O Natal está aí. Já comprei um bocado de presentes para amigos e familiares. Também já me presenteei com algumas lembrancinhas que fui vendo pelas lojas. O cardápio da ceia já está sendo decidido pela família. As luzinhas já estão piscando na janela. Há um Papai Noel em cada cômodo da casa. Já ando pensando em qual roupa usarei para celebrar a data. Vez ou outra, assovio alguma canção natalina para já entrar no clima também.
Estava tudo indo bem. Tudo certo e na mais santa paz para celebrar o nascimento do menino Jesus. Mas acontece que vi na internet e na televisão imagens assustadoras de uma guerra que acontece lá na Síria. Que deixou crianças órfãs. Que fez mulheres se suicidarem para fugir de estupros. Uma guerra em que casas são destruídas, vidas desmoronam, pessoas são dilaceradas por dentro e por fora. Uma guerra que tem como trilha sonora explosões e bombardeios.
Aí meu Natal perdeu a cor. Parecia não fazer mais tanto sentido. E me dei conta de algo que eu simplesmente já sabia: o Natal não é trocar presentes e comer mais do que o estômago aguenta. O Natal é trocar afeto e alimentar a alma! Pois então, diante de tal constatação, como podemos comemorar a vida com essa guerra imunda assolando milhares de irmãos nossos? Como é que podemos ter paz enquanto há outras pessoas sofrendo, sendo torturadas, estupradas, abusadas? Como é que podemos ser tão alheios à dor do outro? Quando foi que desaprendemos a sentir?

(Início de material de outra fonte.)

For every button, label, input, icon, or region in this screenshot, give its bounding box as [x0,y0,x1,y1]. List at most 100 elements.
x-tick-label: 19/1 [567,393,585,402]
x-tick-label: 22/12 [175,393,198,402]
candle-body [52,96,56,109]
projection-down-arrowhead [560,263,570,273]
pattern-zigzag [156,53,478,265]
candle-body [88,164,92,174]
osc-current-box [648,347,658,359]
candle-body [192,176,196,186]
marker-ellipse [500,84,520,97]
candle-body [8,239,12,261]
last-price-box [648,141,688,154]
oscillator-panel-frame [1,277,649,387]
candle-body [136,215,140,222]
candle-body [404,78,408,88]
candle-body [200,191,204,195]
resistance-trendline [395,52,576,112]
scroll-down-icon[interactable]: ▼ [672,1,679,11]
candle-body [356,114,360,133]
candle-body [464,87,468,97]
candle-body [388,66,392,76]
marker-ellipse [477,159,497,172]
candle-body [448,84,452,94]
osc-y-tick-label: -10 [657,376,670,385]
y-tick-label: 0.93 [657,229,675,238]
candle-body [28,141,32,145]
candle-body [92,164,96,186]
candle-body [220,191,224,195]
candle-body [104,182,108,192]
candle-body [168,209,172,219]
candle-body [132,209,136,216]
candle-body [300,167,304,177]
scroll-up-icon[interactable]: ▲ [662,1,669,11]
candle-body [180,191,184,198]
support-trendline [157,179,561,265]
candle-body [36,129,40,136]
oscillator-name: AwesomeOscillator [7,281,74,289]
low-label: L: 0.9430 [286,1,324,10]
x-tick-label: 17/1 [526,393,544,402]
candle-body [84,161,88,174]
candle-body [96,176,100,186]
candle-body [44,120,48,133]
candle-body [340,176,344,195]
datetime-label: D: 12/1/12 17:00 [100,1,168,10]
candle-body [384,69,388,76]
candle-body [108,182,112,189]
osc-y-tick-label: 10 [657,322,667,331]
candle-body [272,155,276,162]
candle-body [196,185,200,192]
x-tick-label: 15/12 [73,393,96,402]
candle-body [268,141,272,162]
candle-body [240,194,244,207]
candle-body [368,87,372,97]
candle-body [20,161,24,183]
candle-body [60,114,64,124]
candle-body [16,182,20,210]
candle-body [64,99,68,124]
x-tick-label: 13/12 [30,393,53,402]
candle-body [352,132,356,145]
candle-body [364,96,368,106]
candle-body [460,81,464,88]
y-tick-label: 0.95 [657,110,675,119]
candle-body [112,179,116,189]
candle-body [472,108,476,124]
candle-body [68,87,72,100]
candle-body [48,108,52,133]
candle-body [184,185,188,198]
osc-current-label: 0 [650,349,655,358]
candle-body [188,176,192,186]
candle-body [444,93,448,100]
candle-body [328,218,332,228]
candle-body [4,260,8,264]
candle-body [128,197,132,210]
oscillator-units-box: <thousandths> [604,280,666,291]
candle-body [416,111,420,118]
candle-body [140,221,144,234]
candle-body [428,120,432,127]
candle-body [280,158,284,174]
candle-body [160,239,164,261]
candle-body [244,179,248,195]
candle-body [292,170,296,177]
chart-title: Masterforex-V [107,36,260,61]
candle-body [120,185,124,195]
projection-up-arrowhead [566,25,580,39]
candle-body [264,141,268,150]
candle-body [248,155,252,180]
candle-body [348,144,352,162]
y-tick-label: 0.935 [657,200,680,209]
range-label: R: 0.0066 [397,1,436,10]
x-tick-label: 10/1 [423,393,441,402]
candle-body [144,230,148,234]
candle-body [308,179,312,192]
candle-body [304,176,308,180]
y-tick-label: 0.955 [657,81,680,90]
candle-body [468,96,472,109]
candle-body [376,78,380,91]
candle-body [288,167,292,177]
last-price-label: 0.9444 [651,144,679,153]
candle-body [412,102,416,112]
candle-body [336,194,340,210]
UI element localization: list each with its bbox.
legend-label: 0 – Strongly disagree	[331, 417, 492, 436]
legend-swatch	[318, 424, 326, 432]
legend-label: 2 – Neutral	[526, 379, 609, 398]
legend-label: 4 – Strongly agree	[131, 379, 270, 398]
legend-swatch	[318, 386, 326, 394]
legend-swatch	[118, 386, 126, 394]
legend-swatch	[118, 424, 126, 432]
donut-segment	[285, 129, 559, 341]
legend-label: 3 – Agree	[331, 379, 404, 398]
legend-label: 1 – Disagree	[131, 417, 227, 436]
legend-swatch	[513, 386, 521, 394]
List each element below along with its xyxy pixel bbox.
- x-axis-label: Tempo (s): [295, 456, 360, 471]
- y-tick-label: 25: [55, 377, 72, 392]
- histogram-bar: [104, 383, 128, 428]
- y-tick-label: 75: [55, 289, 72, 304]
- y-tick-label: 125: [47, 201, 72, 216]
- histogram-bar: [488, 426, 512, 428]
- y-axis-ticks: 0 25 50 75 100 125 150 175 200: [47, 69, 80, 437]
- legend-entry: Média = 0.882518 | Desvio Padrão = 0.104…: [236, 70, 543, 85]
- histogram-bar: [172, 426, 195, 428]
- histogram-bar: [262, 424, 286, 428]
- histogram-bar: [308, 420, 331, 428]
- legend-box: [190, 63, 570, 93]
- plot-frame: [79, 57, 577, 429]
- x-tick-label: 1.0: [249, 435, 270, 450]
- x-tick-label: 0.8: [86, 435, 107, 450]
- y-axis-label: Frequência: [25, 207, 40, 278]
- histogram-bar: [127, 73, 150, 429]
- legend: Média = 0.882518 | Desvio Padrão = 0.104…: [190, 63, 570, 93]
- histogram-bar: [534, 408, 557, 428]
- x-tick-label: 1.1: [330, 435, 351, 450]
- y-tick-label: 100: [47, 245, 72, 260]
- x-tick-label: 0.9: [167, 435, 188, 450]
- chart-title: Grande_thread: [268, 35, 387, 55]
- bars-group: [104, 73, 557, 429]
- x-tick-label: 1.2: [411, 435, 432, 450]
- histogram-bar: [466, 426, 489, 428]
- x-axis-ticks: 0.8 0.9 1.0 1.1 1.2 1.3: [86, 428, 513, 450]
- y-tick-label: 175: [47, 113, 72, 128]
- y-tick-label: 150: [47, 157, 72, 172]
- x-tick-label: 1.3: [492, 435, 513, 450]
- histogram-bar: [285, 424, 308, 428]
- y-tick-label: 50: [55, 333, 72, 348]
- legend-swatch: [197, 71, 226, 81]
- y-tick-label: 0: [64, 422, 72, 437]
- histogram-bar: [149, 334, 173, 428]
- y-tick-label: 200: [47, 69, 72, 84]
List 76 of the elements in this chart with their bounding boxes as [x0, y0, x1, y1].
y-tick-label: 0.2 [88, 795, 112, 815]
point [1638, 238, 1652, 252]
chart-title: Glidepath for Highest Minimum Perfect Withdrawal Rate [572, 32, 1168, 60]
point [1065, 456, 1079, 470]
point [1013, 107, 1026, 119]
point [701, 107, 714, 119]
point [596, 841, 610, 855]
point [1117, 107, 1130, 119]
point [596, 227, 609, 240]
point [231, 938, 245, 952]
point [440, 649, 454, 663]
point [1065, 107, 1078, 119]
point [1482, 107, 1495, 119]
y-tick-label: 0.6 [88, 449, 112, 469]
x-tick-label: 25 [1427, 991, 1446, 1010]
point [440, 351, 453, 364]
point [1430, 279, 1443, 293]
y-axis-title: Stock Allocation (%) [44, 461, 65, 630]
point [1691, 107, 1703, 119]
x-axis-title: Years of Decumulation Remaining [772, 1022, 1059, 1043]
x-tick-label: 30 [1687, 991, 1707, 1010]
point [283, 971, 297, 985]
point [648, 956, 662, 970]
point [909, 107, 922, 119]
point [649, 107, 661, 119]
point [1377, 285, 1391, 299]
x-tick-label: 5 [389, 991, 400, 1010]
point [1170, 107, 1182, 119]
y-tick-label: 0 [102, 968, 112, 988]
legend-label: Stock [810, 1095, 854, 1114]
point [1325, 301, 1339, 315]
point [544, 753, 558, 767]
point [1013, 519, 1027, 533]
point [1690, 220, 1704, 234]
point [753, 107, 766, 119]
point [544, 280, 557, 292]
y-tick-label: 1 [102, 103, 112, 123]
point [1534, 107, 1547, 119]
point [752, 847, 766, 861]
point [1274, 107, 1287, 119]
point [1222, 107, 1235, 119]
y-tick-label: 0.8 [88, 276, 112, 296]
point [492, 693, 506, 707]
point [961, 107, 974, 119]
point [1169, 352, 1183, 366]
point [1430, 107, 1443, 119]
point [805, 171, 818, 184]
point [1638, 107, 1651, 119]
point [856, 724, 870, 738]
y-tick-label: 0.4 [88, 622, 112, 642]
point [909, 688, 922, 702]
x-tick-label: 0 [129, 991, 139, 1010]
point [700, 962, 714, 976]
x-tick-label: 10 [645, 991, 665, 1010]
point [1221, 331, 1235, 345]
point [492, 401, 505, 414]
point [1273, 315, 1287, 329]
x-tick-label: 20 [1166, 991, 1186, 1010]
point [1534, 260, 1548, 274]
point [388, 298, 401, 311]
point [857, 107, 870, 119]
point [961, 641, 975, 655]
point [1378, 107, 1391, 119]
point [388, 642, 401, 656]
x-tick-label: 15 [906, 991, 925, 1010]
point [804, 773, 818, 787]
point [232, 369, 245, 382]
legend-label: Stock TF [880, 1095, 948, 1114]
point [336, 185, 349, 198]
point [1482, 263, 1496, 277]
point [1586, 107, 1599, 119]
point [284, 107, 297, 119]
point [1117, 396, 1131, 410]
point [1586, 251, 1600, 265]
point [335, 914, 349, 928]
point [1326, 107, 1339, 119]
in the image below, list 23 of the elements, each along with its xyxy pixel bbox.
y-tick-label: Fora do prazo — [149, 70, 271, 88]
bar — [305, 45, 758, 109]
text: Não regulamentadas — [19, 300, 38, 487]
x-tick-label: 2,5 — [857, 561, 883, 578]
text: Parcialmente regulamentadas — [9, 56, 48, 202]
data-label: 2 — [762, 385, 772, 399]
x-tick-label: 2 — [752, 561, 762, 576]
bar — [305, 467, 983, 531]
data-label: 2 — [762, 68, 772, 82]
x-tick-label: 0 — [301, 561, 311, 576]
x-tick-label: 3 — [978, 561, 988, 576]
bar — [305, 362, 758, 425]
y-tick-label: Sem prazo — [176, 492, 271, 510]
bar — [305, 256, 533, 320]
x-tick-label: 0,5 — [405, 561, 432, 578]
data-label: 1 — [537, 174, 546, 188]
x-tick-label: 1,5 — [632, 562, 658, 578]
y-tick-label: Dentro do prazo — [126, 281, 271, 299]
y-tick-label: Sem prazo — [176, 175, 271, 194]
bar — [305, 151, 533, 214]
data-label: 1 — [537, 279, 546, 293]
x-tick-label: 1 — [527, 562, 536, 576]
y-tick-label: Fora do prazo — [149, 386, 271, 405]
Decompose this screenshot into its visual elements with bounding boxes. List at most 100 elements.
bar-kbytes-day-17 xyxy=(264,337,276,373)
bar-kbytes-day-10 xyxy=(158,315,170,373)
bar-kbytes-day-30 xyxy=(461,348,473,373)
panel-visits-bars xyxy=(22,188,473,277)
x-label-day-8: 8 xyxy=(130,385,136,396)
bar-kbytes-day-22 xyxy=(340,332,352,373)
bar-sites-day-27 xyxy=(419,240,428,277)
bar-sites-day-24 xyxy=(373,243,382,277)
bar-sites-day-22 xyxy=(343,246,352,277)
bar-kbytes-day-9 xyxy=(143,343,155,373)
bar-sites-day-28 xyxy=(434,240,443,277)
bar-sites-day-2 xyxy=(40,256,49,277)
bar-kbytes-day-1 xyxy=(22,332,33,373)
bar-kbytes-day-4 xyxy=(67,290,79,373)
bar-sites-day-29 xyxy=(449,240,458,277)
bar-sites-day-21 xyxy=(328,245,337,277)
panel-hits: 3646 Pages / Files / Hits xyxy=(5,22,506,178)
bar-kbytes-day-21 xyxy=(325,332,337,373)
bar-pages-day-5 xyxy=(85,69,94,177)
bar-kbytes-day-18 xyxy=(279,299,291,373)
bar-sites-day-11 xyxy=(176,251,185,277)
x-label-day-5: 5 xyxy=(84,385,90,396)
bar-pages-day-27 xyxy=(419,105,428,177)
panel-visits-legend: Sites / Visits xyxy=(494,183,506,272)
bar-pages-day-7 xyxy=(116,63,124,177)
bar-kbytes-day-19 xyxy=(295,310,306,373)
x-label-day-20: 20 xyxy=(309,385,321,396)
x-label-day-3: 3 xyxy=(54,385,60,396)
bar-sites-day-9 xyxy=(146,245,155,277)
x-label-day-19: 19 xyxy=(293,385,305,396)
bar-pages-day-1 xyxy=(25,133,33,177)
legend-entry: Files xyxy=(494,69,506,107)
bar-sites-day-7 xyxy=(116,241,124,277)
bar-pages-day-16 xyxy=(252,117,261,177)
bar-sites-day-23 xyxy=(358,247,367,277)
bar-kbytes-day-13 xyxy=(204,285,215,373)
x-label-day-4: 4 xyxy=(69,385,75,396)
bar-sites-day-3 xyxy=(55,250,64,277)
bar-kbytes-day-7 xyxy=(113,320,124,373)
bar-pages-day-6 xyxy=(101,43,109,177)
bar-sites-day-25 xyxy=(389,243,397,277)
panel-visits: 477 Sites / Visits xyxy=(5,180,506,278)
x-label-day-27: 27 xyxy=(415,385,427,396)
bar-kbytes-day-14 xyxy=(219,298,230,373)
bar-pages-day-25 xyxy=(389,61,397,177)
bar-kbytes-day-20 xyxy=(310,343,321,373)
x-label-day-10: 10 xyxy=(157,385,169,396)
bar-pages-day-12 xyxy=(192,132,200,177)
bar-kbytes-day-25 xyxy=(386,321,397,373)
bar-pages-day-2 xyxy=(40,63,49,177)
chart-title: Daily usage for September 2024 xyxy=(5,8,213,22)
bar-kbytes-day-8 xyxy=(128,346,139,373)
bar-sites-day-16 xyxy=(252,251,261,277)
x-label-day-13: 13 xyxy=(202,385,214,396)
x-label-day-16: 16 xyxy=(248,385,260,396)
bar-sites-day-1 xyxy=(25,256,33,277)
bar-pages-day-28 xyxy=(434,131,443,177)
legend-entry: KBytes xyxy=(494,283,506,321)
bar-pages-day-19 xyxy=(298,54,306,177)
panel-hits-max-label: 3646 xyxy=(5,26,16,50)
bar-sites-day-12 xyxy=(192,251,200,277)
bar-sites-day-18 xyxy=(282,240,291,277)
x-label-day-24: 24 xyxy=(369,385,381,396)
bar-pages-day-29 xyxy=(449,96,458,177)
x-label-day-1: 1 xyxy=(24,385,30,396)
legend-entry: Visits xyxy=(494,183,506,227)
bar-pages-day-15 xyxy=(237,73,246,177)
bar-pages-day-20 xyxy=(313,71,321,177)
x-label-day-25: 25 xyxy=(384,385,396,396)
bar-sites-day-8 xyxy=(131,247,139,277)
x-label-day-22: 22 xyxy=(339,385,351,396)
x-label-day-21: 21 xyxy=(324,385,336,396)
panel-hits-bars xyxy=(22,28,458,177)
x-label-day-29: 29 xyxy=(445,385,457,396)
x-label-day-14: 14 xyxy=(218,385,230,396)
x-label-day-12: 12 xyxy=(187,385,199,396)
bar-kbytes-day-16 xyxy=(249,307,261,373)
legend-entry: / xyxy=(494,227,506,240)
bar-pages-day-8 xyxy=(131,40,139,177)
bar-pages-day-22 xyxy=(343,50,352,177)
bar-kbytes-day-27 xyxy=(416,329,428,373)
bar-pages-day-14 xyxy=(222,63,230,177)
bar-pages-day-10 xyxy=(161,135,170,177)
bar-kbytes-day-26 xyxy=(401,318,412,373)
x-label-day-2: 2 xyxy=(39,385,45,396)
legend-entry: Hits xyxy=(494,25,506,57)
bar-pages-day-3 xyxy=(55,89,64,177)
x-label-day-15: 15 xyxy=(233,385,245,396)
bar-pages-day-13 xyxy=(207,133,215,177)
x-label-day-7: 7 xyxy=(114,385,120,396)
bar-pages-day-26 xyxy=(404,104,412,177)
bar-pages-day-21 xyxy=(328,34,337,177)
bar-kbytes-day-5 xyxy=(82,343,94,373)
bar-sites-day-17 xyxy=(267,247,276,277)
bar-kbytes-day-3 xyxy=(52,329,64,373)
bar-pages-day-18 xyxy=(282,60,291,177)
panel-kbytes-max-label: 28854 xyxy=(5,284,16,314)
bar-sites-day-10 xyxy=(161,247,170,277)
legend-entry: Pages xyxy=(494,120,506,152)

Guerras começam com uma facilidade impressionante. Mas quase nunca terminam. E, quando terminam, quase nunca acabam bem. Travamos pequenas guerras diárias e também nos esquecemos de percebê-las. Iniciamos uma guerra quando não aceitamos no outro uma sexualidade diferente da nossa. Quando não toleramos outra pessoa por ela ter uma opinião política que não é a nossa. Quando sentimos ódio de alguém porque segue outra religião. Porque escuta outras músicas. Porque tem outra cor de pele. Outro tipo de cabelo. Outra língua. Outra voz. Porque usa outras roupas. Porque come outras comidas.
As guerras – todas elas – começam com essa falta de tolerância, com essa mania de colocar um jeito de ser como superior a todos os outros. Foi assim lá na Síria e é assim aqui também, na esquina, na família, na roda de amigos, no trabalho. É assim no país. É assim no mundo. É assim, então, que nos damos conta de que vivemos também em meio a guerras, as tormentas, a turbilhões explosivos de pensamentos intolerantes, segregacionistas, hierarquizantes.
Sim, vivemos à beira da barbárie e isso é assustador! Mas nos acostumamos tanto a tudo isso que nem nos damos conta do fato de estarmos no meio do fogo cruzado. Aí é preciso que imagens como a do desespero silencioso que mora nos olhos das crianças de Alepo surjam na mídia e nos rocem os sentidos tão adormecidos, dopados, corroídos para que, então, haja a possibilidade de que paremos, pensemos, reflitamos… Para que a gente se coloque no lugar dos outros!
Mas, ora, não podemos nos colocar nesse lugar que não é nosso apenas quando imagens chocantes e devastadoras como as da guerra na Síria dilatam nossas pupilas temerosas. Temos que nos colocar também no lugar daquele menino que vende bala no farol, daquele cara que virou morador de rua, da garotada que usa drogas para fugir da realidade hostil e dolorida. Há guerras devastadoras acontecendo aqui também, bem no nosso quintal e a gente, talvez por estar vendo tão de perto, não consegue enxergar…
Então, nesse Natal, enquanto você estiver reclamando da bebida quente, da crise generalizada no país, da uva passa no arroz, lembre-se de que há guerras muito piores que essas que você trava com os outros e consigo mesmo. Há gente batalhando por um copo de água, por um abrigo qualquer onde não haja explosão, por um prato de comida.
E mais: lembre-se de que guerras como essa da Síria começaram com uma breve ebulição dentro de alguém que não conseguia tolerar o diferente. Trate, pois, de se lembrar também que o espírito natalino de fraternidade, de união, de amor e de solidariedade não precisa nascer apenas em dezembro e morrer logo em seguida. Esse espírito natalino é a luz que acende a humanidade em cada um de nós. Faz-se tarefa nossa não deixar essa luzinha se apagar!